On top of these functions, the new expression language being used under the covers gives access to a huge library of Java functionality that can convert most members to their proper equivalents in the relational table. This should enable mapping from members to the source names in 90% of cases, if not more.

Speaking of the new expression language, let’s see what queries look like now:

SELECT PD, YR, AMT FROM Transaction WHERE PD IN ({{"name" : "Business Unit", "expression" : "#Business_Unit + 'BU'", "drillToBottom" : "true"}})

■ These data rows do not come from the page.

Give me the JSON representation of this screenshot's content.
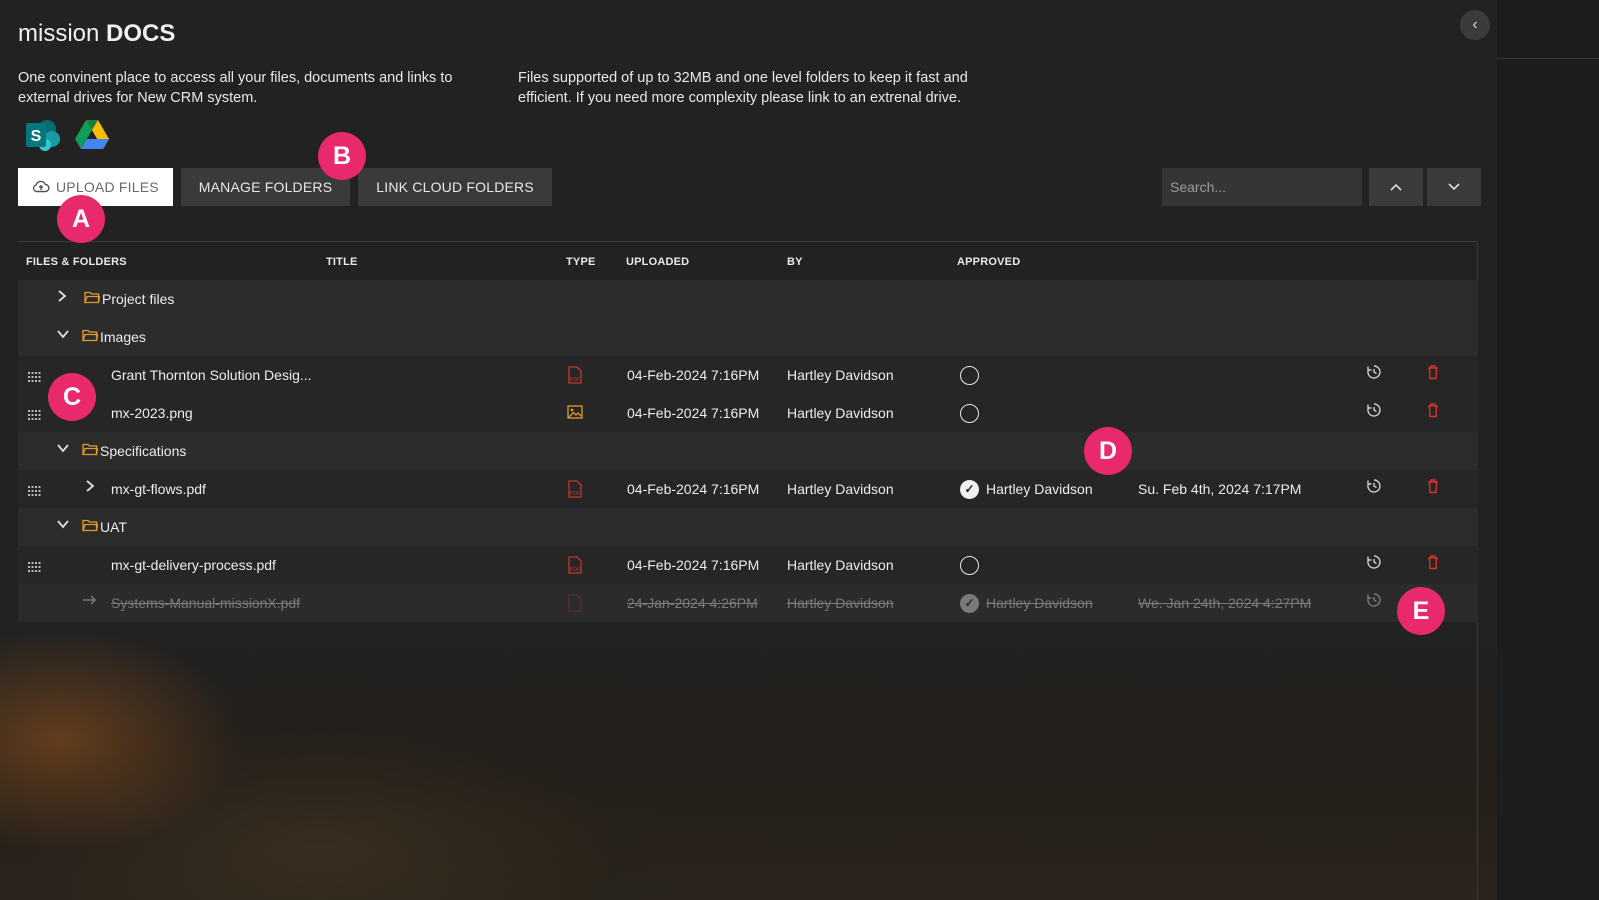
{
  "app": {
    "title_light": "mission",
    "title_bold": "DOCS"
  },
  "description": {
    "left": "One convinent place to access all your files, documents and links to external drives for New CRM system.",
    "right": "Files supported of up to 32MB and one level folders to keep it fast and efficient. If you need more complexity please link to an extrenal drive."
  },
  "brand_logos": [
    {
      "name": "sharepoint-logo",
      "letter": "S"
    },
    {
      "name": "google-drive-logo"
    }
  ],
  "toolbar": {
    "upload_label": "UPLOAD FILES",
    "manage_label": "MANAGE FOLDERS",
    "link_label": "LINK CLOUD FOLDERS"
  },
  "search": {
    "placeholder": "Search..."
  },
  "sort": {
    "up_icon": "chevron-up-icon",
    "down_icon": "chevron-down-icon"
  },
  "table": {
    "headers": {
      "files": "FILES & FOLDERS",
      "title": "TITLE",
      "type": "TYPE",
      "uploaded": "UPLOADED",
      "by": "BY",
      "approved": "APPROVED"
    },
    "rows": [
      {
        "kind": "folder",
        "name": "Project files",
        "expanded": false
      },
      {
        "kind": "folder",
        "name": "Images",
        "expanded": true
      },
      {
        "kind": "file",
        "name": "Grant Thornton Solution Desig...",
        "type": "pdf",
        "uploaded": "04-Feb-2024 7:16PM",
        "by": "Hartley Davidson",
        "approved": false
      },
      {
        "kind": "file",
        "name": "mx-2023.png",
        "type": "image",
        "uploaded": "04-Feb-2024 7:16PM",
        "by": "Hartley Davidson",
        "approved": false
      },
      {
        "kind": "folder",
        "name": "Specifications",
        "expanded": true
      },
      {
        "kind": "file",
        "name": "mx-gt-flows.pdf",
        "type": "pdf",
        "uploaded": "04-Feb-2024 7:16PM",
        "by": "Hartley Davidson",
        "approved": true,
        "approver": "Hartley Davidson",
        "approved_on": "Su. Feb 4th, 2024 7:17PM",
        "has_versions": true
      },
      {
        "kind": "folder",
        "name": "UAT",
        "expanded": true
      },
      {
        "kind": "file",
        "name": "mx-gt-delivery-process.pdf",
        "type": "pdf",
        "uploaded": "04-Feb-2024 7:16PM",
        "by": "Hartley Davidson",
        "approved": false
      },
      {
        "kind": "deleted",
        "name": "Systems-Manual-missionX.pdf",
        "type": "pdf",
        "uploaded": "24-Jan-2024 4:26PM",
        "by": "Hartley Davidson",
        "approved": true,
        "approver": "Hartley Davidson",
        "approved_on": "We. Jan 24th, 2024 4:27PM"
      }
    ]
  },
  "markers": [
    "A",
    "B",
    "C",
    "D",
    "E"
  ],
  "colors": {
    "accent_marker": "#e8296c",
    "pdf_red": "#c0392b",
    "folder_orange": "#e39a2d",
    "trash_red": "#d9342b"
  }
}
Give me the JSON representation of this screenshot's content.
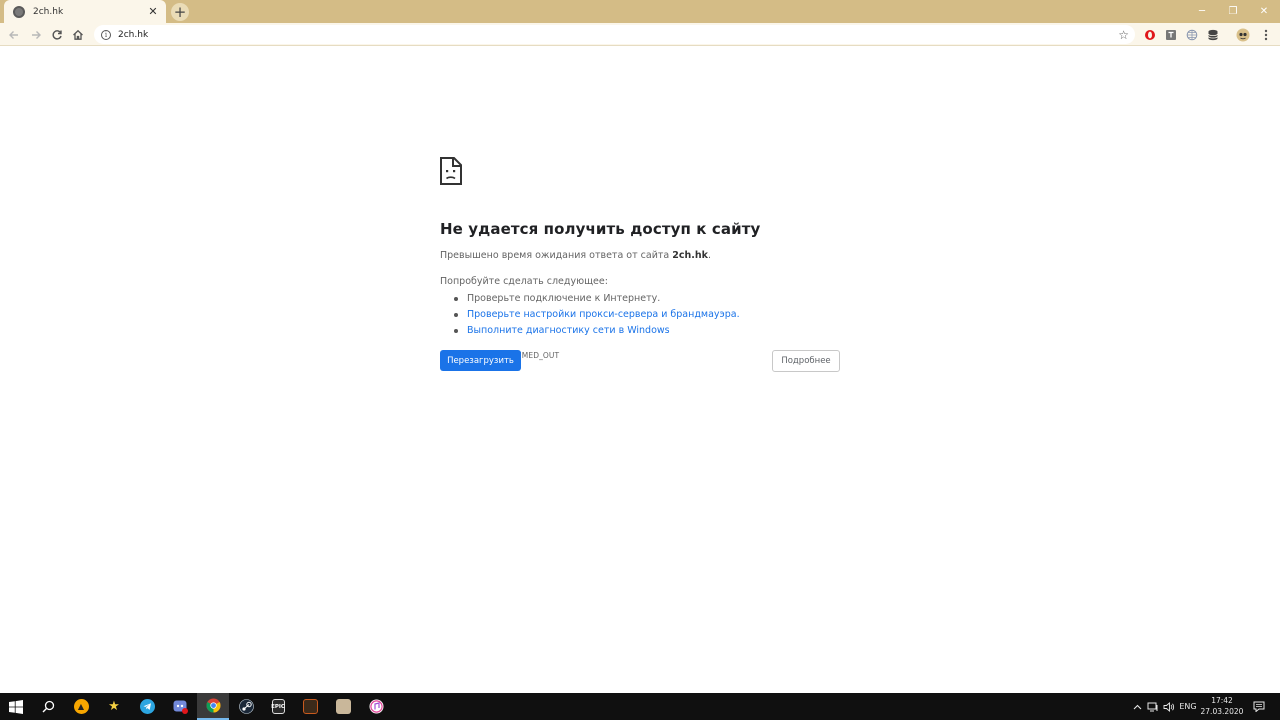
{
  "browser": {
    "tab_title": "2ch.hk",
    "tab_close": "✕",
    "new_tab": "+",
    "url": "2ch.hk",
    "window_controls": {
      "minimize": "─",
      "restore": "❐",
      "close": "✕"
    }
  },
  "error_page": {
    "title": "Не удается получить доступ к сайту",
    "summary_prefix": "Превышено время ожидания ответа от сайта ",
    "summary_host": "2ch.hk",
    "summary_suffix": ".",
    "suggestions_heading": "Попробуйте сделать следующее:",
    "suggestions": [
      {
        "text": "Проверьте подключение к Интернету.",
        "link": false
      },
      {
        "text": "Проверьте настройки прокси-сервера и брандмауэра.",
        "link": true
      },
      {
        "text": "Выполните диагностику сети в Windows",
        "link": true
      }
    ],
    "error_code": "ERR_CONNECTION_TIMED_OUT",
    "reload_button": "Перезагрузить",
    "details_button": "Подробнее"
  },
  "extensions": [
    "opera-icon",
    "translate-icon",
    "globe-icon",
    "database-icon",
    "profile-avatar-icon",
    "menu-icon"
  ],
  "taskbar": {
    "apps": [
      "start-icon",
      "search-icon",
      "avast-icon",
      "favorites-star-icon",
      "telegram-icon",
      "discord-icon",
      "chrome-icon",
      "steam-icon",
      "epic-games-icon",
      "game-icon",
      "game-icon-2",
      "itunes-icon"
    ],
    "epic_label": "EPIC",
    "tray_lang": "ENG",
    "time": "17:42",
    "date": "27.03.2020"
  },
  "colors": {
    "tabstrip": "#d4bc86",
    "toolbar": "#fbf6ea",
    "accent_blue": "#1a73e8",
    "taskbar": "#101010"
  }
}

What’s going on here? A few things have changed. As with before, the token is enclosed in double curly braces ({{}}). Now inside is a simple JSON expression – for those not familiar this is an industry standard notation for writing complex data structures.  Between the curly braces is the following information:

  1. name = “Business Unit”
  2. expression = “#Business_Unit + ‘BU’”
  3. drillToBottom = “true”

What’s going on here? This indicates that the name of this token is Business Unit (for reference purposes). Also, the value of the expression is the value of the #Business_Unit variable, then suffixed with the text ‘BU’. Note another twist though: drillToBottom is set to true. In this case, the associated Essbase outline to this report will have the member from Business Unit looked up, then get it’s level-0 descendants, then suffix them like in the normal expression. A little confusing to explain so here’s what the finished query sent off to the database looks like:

SELECT PD, YR, AMT FROM Transaction WHERE PD IN ('BU123-10BU', 'BU123-20BU', 'BU123-30BU')

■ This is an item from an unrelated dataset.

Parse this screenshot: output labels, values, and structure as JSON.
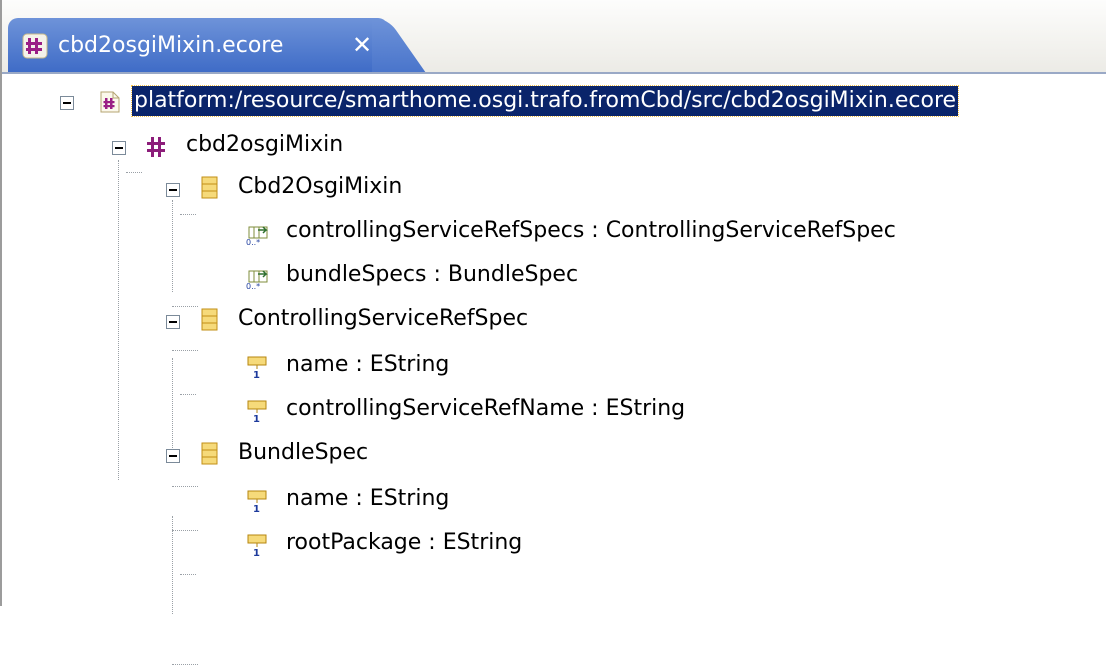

Note that the children of the queried member (BU-123 in this case) are BU123-10, BU123-20, and BU123-30, then our expression suffixed them with the BU as from above, so that the query is mapped properly for our relational data source. Not all expressions will necessarily be this complex, but this shows the simple power of a few options combined together.

People have said they are really excited to drill to the lower-level members from upper-level members and I’m happy to say it’s working quite well. Version 1.0.2 of Drillbridge will come out next week. Unfortunately you cannot upgrade from 1.0.1 or 1.0.0 to this version. The simplest thing to do would be to copy all of your connection info to a text file and then re-input it. Sorry for the inconvenience, but the database schema migration stuff is just now being added which will make upgrades simpler in the future.